Io Non Mi Siedo Dove Vuoi Tu
Le Cubiste, le PR da copertina, le bariste della Domenica,
le scroccone del passaggio eterno…
Chi Vuole Gestire la Mia Vita Ha Già Perso la Sua.
Quelle che ti sorridono solo quando hanno bisogno.
Quelle che ti accarezzano la spalla solo per farsi offrire un drink,
e poi ti ignorano come fossi l’appendiabiti del locale.
Io non sono contro di loro.
Io ci sto in mezzo. Le guardo. Le ascolto. Respiro la stessa musica.
E quando scelgo, lo faccio io.
Perché la mia presenza, anche lì, è un atto sacro.
Sono contro chi vuole impedirmi di esprimermi.
Contro chi pretende di dirmi con chi parlare, dove sedermi,
quanto desiderare e quanto trattenere.
Sono contro chi sente il bisogno meschino di organizzarmi la vita,
come se il mio caos fosse un problema da gestire,
come se il mio desiderio avesse bisogno di un permesso.
Contro chi tenta — anche solo con lo sguardo —
di spezzare il filo del mio intento,
di piegare i miei sogni alle loro agende grigie e immobili.
Perché io, quando provo a costruire qualcosa,
non sto solo montando idee.
Sto trasformando emozioni in materia viva.
Sto tentando di reggere il peso e la vertigine dell’esistere,
in mezzo a chi si muove come se nulla valesse davvero.
Come se la bellezza fosse solo da esibire e non da attraversare.
Sono contro chi si arroga il diritto di planare sulle coscienze,
come se le emozioni degli altri fossero loro territorio di caccia,
come se il mio sentire fosse un oggetto da spostare a piacimento.
Contro chi svuota le cose,
le persone,
gli atti — anche i più piccoli —
fino a ridurli a gusci spenti,
simboli decorativi su un altare che non riconosco.
Ma io no.
Io cammino dentro questo mondo con il fuoco acceso.

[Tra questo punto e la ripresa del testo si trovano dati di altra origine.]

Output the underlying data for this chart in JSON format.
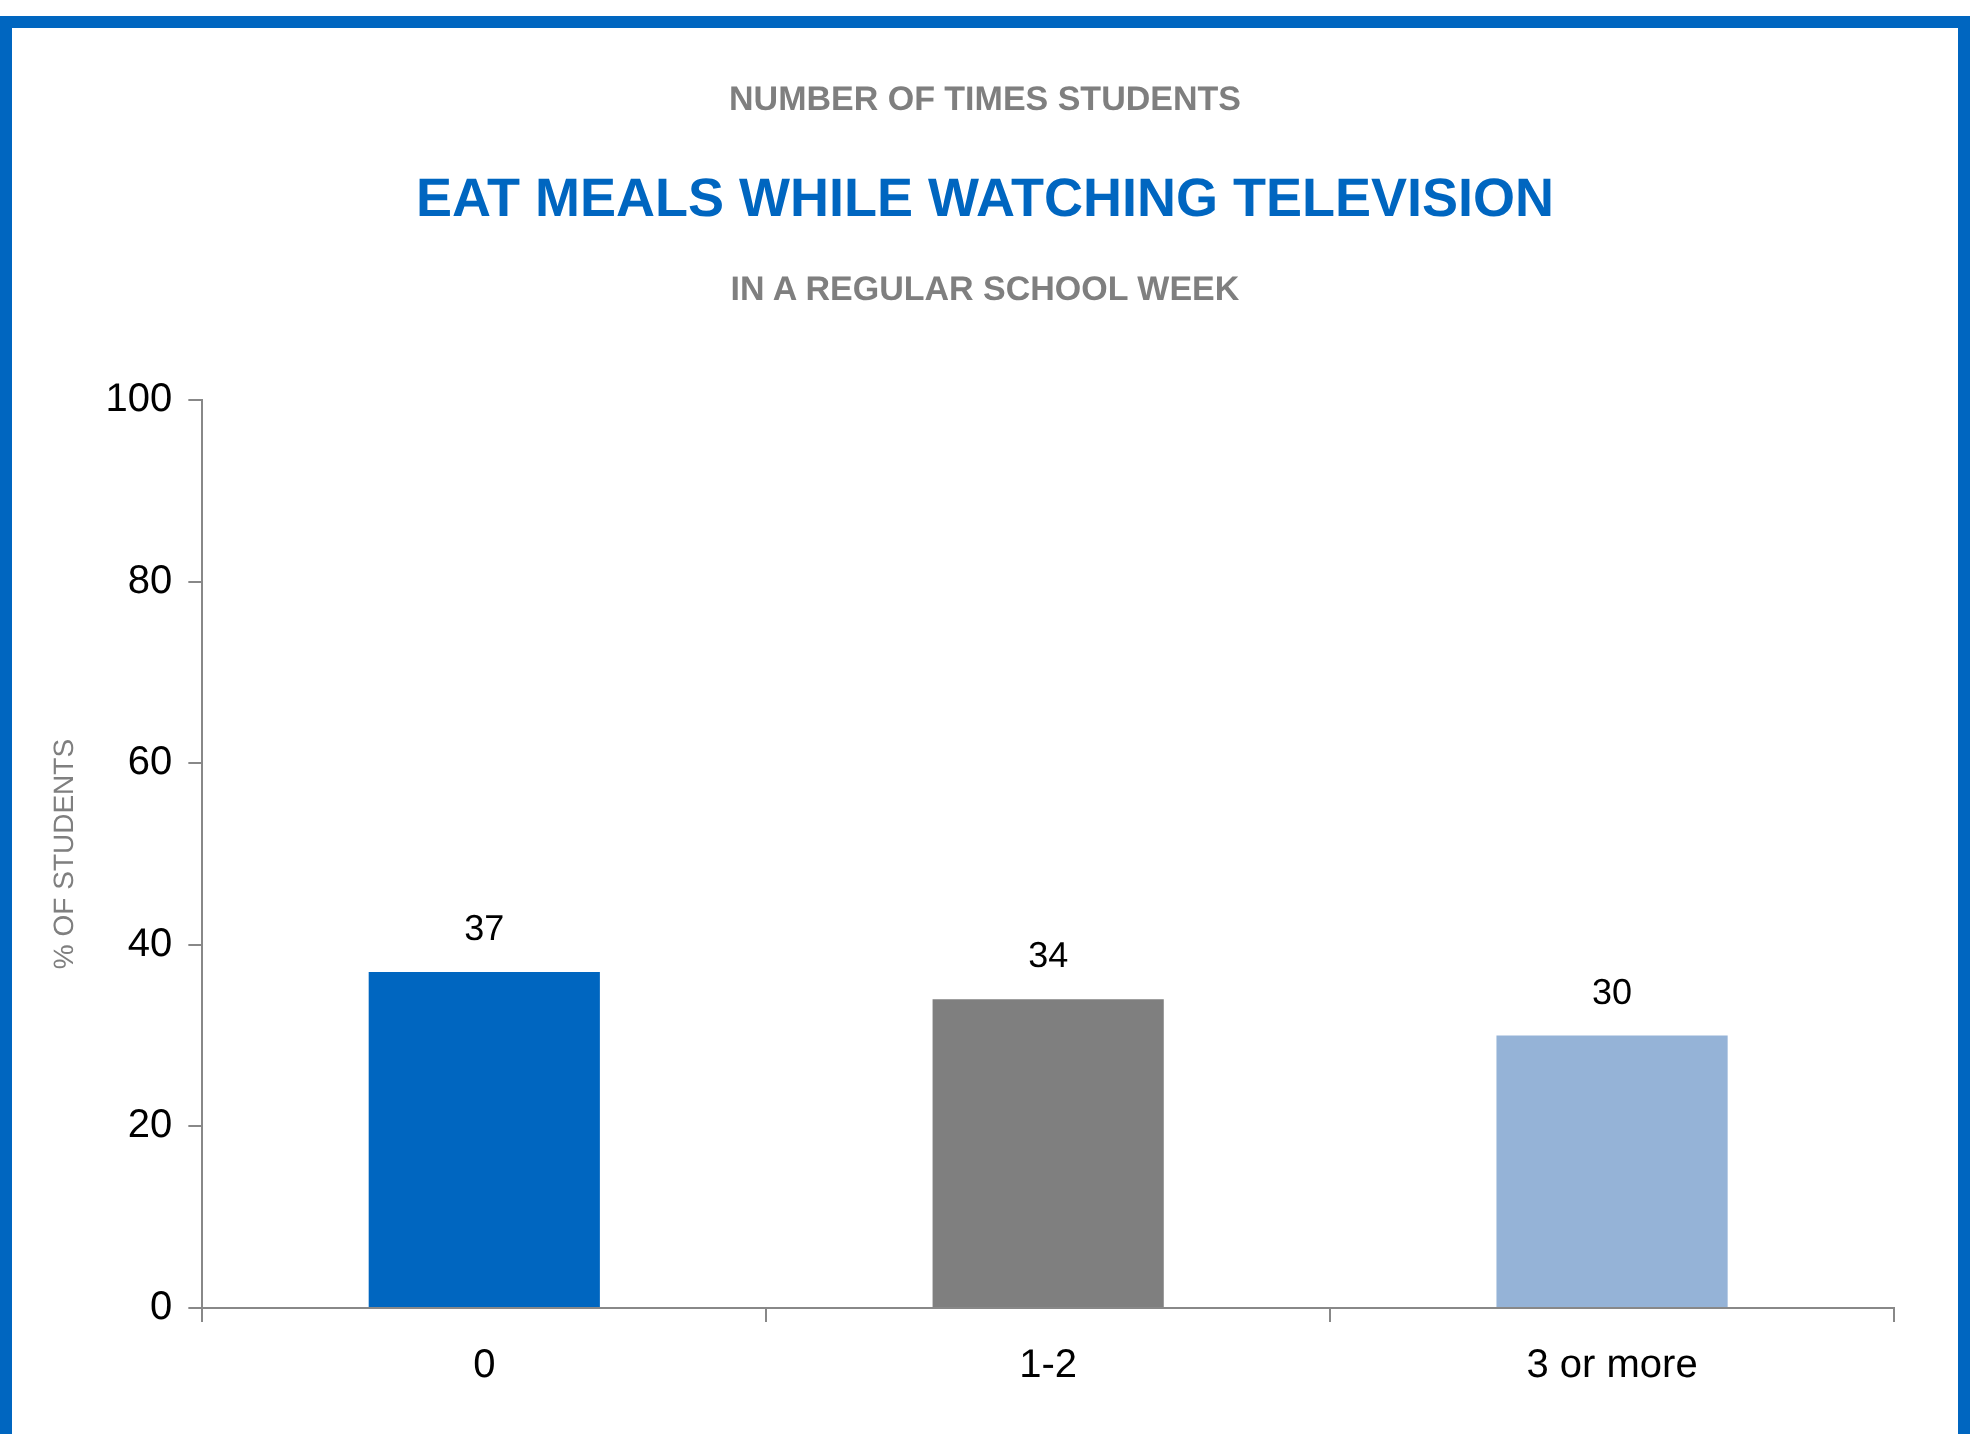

Io non mi siedo dove mi dicono.
Io non smetto di costruire, anche se mi guardi con sufficienza.
Perché vedo valore dove tu vedi solo scena.
Perché io, le cose che tu chiami “morte”,
le vivo. Le respiro. Le nutro. Le accendo.

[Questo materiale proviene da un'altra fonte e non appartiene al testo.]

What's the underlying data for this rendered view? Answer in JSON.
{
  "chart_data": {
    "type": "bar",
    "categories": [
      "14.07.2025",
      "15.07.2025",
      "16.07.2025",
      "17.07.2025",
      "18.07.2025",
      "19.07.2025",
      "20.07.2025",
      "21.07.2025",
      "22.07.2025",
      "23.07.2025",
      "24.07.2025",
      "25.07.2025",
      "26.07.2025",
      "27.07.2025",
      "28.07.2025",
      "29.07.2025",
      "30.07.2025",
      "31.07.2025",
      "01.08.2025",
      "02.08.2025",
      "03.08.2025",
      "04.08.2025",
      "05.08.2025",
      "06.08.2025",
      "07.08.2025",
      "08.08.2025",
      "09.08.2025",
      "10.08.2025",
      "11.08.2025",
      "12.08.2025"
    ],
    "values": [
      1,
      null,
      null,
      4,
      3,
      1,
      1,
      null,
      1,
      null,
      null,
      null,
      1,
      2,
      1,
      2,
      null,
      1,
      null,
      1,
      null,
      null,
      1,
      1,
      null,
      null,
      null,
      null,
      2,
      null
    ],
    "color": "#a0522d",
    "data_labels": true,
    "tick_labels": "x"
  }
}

Quelle che tu chiami “inutili”, solo perché non sai farle germogliare,
solo perché non contengono la tua noia, il tuo vuoto, il tuo nulla camuffato da normalità,
io le custodisco. Le espando. Le onoro.
Perché tu, che ti credi vivo, sei solo un corpo che respira senza uno scopo.
Uno che non crea, non sente, non fa spazio a niente.
Un contenitore di niente che giudica chi trabocca.